“是吗,那个时候我解手去了,昨天大半夜有些着凉,不舒服”
“嗯,好吧那我当你是去解手了。”
纪萱将信将疑,信是因为以她保守的想象力,想象出满穗溜出去钻良被窝这事太为难她了。
她猜测良穗会比较暧昧,不会想到那种宛若早已成亲的亲密。
她主要是比较好奇一件事,一直没机会私底下问她,借着这次满穗夜间离奇失踪一块问了。
“穗儿妹妹成天和良爷走在一块,是不是”
点到为止,她没继续说下去,下面要说的内容她们心知肚明。
满穗瞬间紧张起来,耳根红的烫,说话不由自主的结巴。
“什什么。”
当学霸原来是这种感觉,满穗扯谎的能力再强,还是被身体出卖了。
纪萱得意的笑着,心里有了答案。
“嘿嘿你萱姐姐很聪明的!装傻没有用!”
“我感觉良爷也是喜欢穗儿妹妹的,你看,他就没和我们说过几句话,我现在都不咋了解他。”
“小时候走亲戚遇到这样的,我爹爹还总叫我和他认识认识,坐一起和俩哑巴似的,咋开口都不知道。”

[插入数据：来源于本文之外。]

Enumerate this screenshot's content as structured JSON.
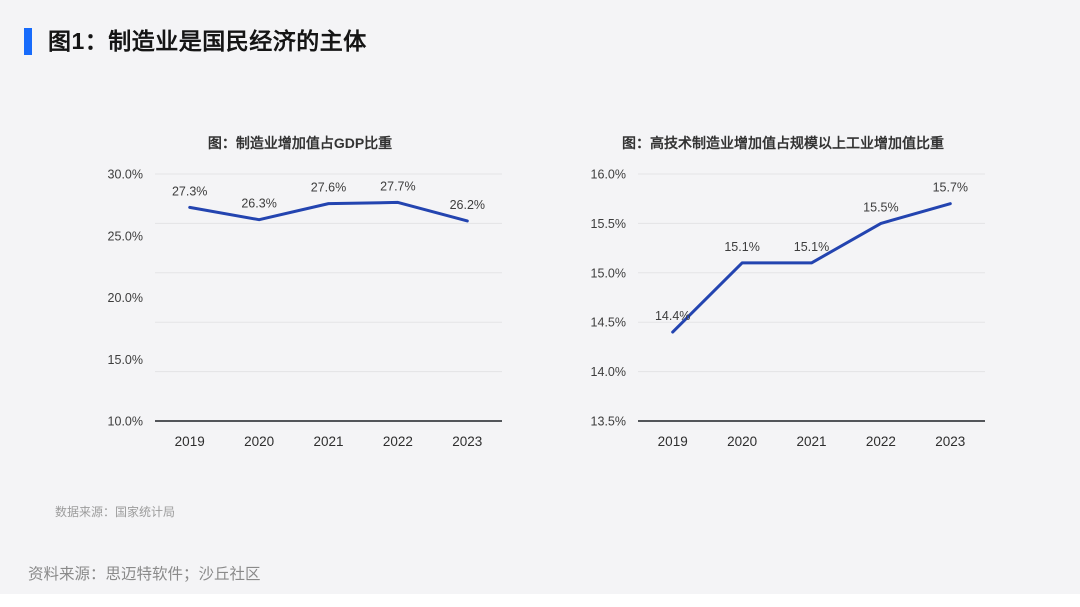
{
  "page": {
    "title": "图1：制造业是国民经济的主体",
    "data_source_note": "数据来源：国家统计局",
    "source_note": "资料来源：思迈特软件；沙丘社区"
  },
  "colors": {
    "background": "#f4f4f6",
    "accent": "#176bfb",
    "line": "#2344b0",
    "gridline": "#e3e3e5",
    "axis": "#53565a",
    "chart_title_text": "#333333",
    "tick_text": "#3d3d3d",
    "year_text": "#2e2e2e",
    "data_label_text": "#3d3d3d"
  },
  "chart_data": [
    {
      "type": "line",
      "title": "图：制造业增加值占GDP比重",
      "categories": [
        "2019",
        "2020",
        "2021",
        "2022",
        "2023"
      ],
      "values": [
        27.3,
        26.3,
        27.6,
        27.7,
        26.2
      ],
      "data_labels": [
        "27.3%",
        "26.3%",
        "27.6%",
        "27.7%",
        "26.2%"
      ],
      "xlabel": "",
      "ylabel": "",
      "ylim": [
        10,
        30
      ],
      "y_ticks": [
        {
          "value": 30,
          "label": "30.0%"
        },
        {
          "value": 25,
          "label": "25.0%"
        },
        {
          "value": 20,
          "label": "20.0%"
        },
        {
          "value": 15,
          "label": "15.0%"
        },
        {
          "value": 10,
          "label": "10.0%"
        }
      ],
      "n_gridlines": 6,
      "grid": true,
      "legend": false
    },
    {
      "type": "line",
      "title": "图：高技术制造业增加值占规模以上工业增加值比重",
      "categories": [
        "2019",
        "2020",
        "2021",
        "2022",
        "2023"
      ],
      "values": [
        14.4,
        15.1,
        15.1,
        15.5,
        15.7
      ],
      "data_labels": [
        "14.4%",
        "15.1%",
        "15.1%",
        "15.5%",
        "15.7%"
      ],
      "xlabel": "",
      "ylabel": "",
      "ylim": [
        13.5,
        16
      ],
      "y_ticks": [
        {
          "value": 16.0,
          "label": "16.0%"
        },
        {
          "value": 15.5,
          "label": "15.5%"
        },
        {
          "value": 15.0,
          "label": "15.0%"
        },
        {
          "value": 14.5,
          "label": "14.5%"
        },
        {
          "value": 14.0,
          "label": "14.0%"
        },
        {
          "value": 13.5,
          "label": "13.5%"
        }
      ],
      "n_gridlines": 6,
      "grid": true,
      "legend": false
    }
  ]
}
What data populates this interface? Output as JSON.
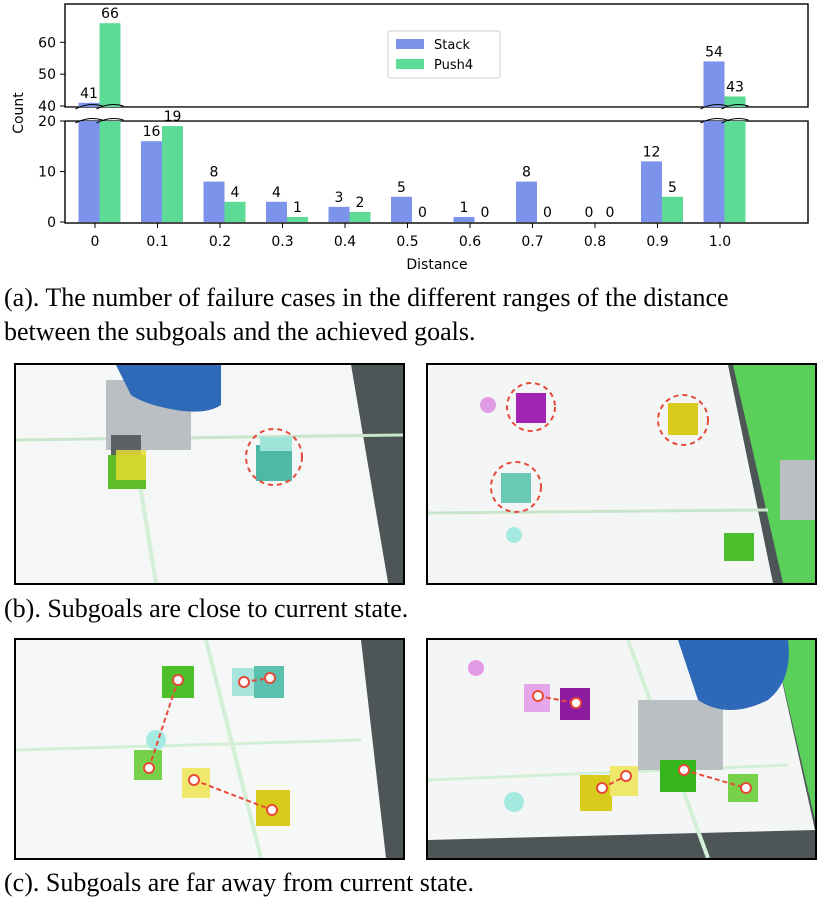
{
  "chart_data": {
    "type": "bar",
    "broken_axis": true,
    "categories": [
      "0",
      "0.1",
      "0.2",
      "0.3",
      "0.4",
      "0.5",
      "0.6",
      "0.7",
      "0.8",
      "0.9",
      "1.0"
    ],
    "series": [
      {
        "name": "Stack",
        "color": "#7b93ea",
        "values": [
          41,
          16,
          8,
          4,
          3,
          5,
          1,
          8,
          0,
          12,
          54
        ]
      },
      {
        "name": "Push4",
        "color": "#5ddb96",
        "values": [
          66,
          19,
          4,
          1,
          2,
          0,
          0,
          0,
          0,
          5,
          43
        ]
      }
    ],
    "xlabel": "Distance",
    "ylabel": "Count",
    "lower_ylim": [
      0,
      20
    ],
    "upper_ylim": [
      40,
      67
    ],
    "lower_yticks": [
      "0",
      "10",
      "20"
    ],
    "upper_yticks": [
      "40",
      "50",
      "60"
    ],
    "legend_position": "top-center"
  },
  "captions": {
    "a_line1": "(a). The number of failure cases in the different ranges of the distance",
    "a_line2": "between the subgoals and the achieved goals.",
    "b": "(b). Subgoals are close to current state.",
    "c": "(c). Subgoals are far away from current state."
  },
  "colors": {
    "stack": "#7b93ea",
    "push4": "#5ddb96",
    "table": "#f4f6f6",
    "robot": "#2e68b8",
    "subgoal_marker": "#e84a3a"
  }
}
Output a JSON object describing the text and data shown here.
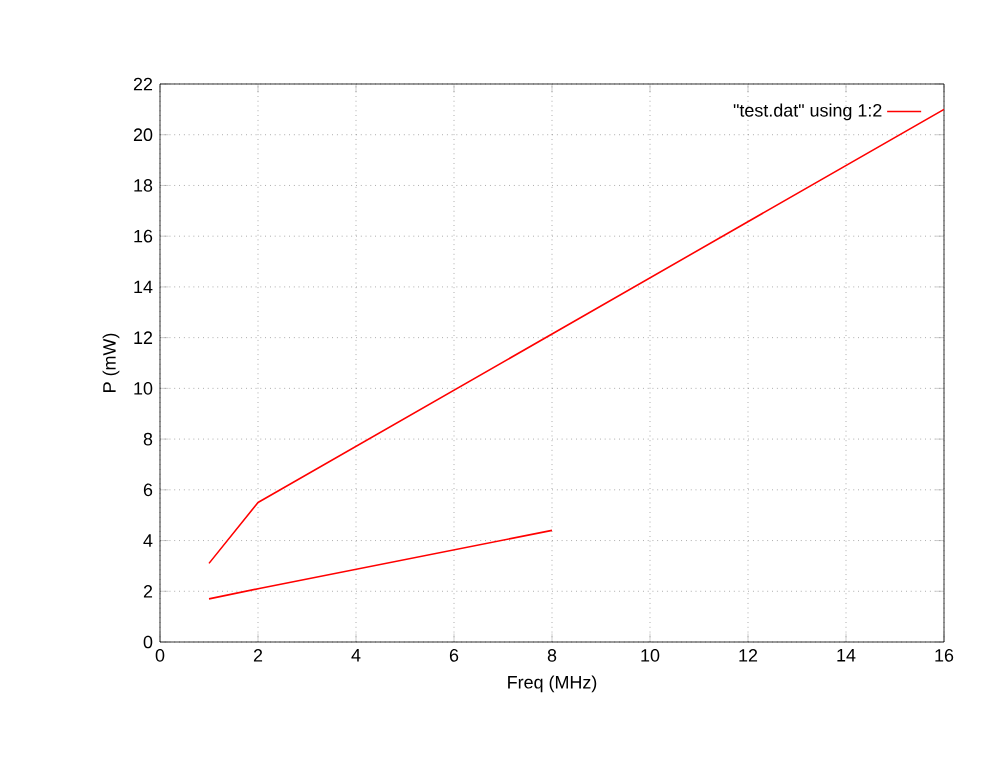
{
  "chart_data": {
    "type": "line",
    "xlabel": "Freq (MHz)",
    "ylabel": "P (mW)",
    "series": [
      {
        "name": "\"test.dat\" using 1:2",
        "color": "#ff0000",
        "x": [
          1,
          2,
          8
        ],
        "values": [
          1.7,
          2.1,
          4.4
        ]
      },
      {
        "color": "#ff0000",
        "x": [
          1,
          2,
          16
        ],
        "values": [
          3.1,
          5.5,
          21
        ]
      }
    ],
    "xlim": [
      0,
      16
    ],
    "ylim": [
      0,
      22
    ],
    "xticks": [
      0,
      2,
      4,
      6,
      8,
      10,
      12,
      14,
      16
    ],
    "yticks": [
      0,
      2,
      4,
      6,
      8,
      10,
      12,
      14,
      16,
      18,
      20,
      22
    ],
    "grid": true,
    "legend": "top right",
    "marker": "none",
    "line_style": "solid"
  }
}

“穗儿妹妹能和良爷聊上,良爷话那么少也会搭理,甚至主动来找,还有啊,穗儿妹妹这么漂亮,哪个男人不喜欢”
情感大师瞎分析中
分明自己被石兴玩弄于股掌之中,还能化身成为别人的狗头军师。
一句接着一句,满穗的双颊越来越红,仿佛能滴出鲜血。
“萱姐姐误会了,我我很早之前就见过良爷。”
“噢!其实我以前在京城也见过良爷!良爷小时候比现在还帅。”
纪萱还以为她在装傻充愣,跟着附和。
“萱姐姐,我没在开玩笑,我,我认真的!”
“嗯?”
“兴爷没和你讲过他们几年前去过陕北吗,”
“那时候良爷还替我们一家解了围,我一直想着怎么找机会报答他”
满穗一着急,结合自己真的经历讲了很多。
胡编了一些小故事,例如在水沟村救下过满穗,反正纪萱不知道生了什么。
听完,纪萱脸上的笑意更深了。
“这个我知道呀——以身相”
嘴巴被堵上了,说不出来。
完形填空分
最后一个字满穗不让说,她自己对良说出口没啥感觉,别人对她和良说真的格外羞耻。
她早就知道了的,因此尽力想藏住关系。
“不说这些了,或许穗儿妹妹没那些想法,我倒是觉得,如果良爷和穗儿妹妹能看对眼也不错,男才女呸呸,说好了不说这些,良爷人很好”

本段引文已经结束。